What a Fix Actually Requires

Correcting this is not straightforward. The Centro de Tecnologia da Informação e Comunicação do Município de São Paulo — known as PRODAM — has been tasked with developing a unified digital asset management framework, with a pilot scheduled to begin in the third quarter of 2026. PRODAM's mandate covers infrastructure for all 32 subprefeituras, which means any solution must handle formats ranging from legacy TIFF scans to contemporary drone footage captured for flood-monitoring along the Córrego Ipiranga basin.

Duplicate image replacement, in practice, means more than just deleting copies.

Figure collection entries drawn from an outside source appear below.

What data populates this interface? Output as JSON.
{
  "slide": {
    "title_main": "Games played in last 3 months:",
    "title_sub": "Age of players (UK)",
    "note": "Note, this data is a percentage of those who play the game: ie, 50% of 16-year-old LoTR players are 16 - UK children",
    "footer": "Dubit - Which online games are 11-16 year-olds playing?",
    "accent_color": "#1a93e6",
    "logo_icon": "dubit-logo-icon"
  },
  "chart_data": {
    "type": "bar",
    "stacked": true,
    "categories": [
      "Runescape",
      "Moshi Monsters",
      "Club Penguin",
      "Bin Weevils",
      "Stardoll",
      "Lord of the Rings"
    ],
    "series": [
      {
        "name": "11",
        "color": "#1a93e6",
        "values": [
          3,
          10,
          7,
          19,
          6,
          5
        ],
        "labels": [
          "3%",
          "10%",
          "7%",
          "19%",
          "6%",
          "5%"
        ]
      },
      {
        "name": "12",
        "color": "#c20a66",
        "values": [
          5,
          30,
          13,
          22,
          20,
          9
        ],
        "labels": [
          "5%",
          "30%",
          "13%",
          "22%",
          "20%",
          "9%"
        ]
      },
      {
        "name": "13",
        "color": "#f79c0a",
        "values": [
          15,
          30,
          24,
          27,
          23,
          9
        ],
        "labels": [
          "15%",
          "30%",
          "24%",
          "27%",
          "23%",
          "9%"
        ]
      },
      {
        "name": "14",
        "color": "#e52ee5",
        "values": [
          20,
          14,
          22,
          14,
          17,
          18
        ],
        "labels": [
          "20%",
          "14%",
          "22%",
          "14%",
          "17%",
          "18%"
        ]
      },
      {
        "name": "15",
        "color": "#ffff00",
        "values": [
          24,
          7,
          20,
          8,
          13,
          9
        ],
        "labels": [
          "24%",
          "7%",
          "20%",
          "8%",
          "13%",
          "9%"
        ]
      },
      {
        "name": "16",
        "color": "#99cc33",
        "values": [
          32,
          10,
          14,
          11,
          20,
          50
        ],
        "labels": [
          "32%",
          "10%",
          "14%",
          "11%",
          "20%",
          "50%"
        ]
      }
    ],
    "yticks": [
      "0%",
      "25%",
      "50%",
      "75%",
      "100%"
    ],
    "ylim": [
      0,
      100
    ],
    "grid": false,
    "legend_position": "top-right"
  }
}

Each redundant file may carry unique metadata — different access permissions, different departmental tags, different links embedded in public-facing web pages. Deleting the wrong instance breaks those links. That is why technology consultants working with Latin American municipal governments have pushed for a hash-based matching system that identifies visually identical files regardless of filename, then presents a human reviewer with a consolidated record before any deletion occurs. Rio de Janeiro's municipal archive ran a similar exercise in 2023 across roughly 1.2 million digitised items and recovered approximately 18 terabytes of storage in the first six months.

For São Paulo residents and civil society groups who rely on the Arquivo Histórico for research — particularly those working on urban memory projects tied to neighbourhoods like Bela Vista and Brás — the practical advice is straightforward: download and locally archive any images you need from public portals now, before consolidation exercises temporarily pull records offline for re-cataloguing. PRODAM has indicated that public access windows may be interrupted in rotating batches as the de-duplication pilot runs. The city's transparency portal at prefeitura.sp.gov.br remains the authoritative source for updates on which collections are affected and when.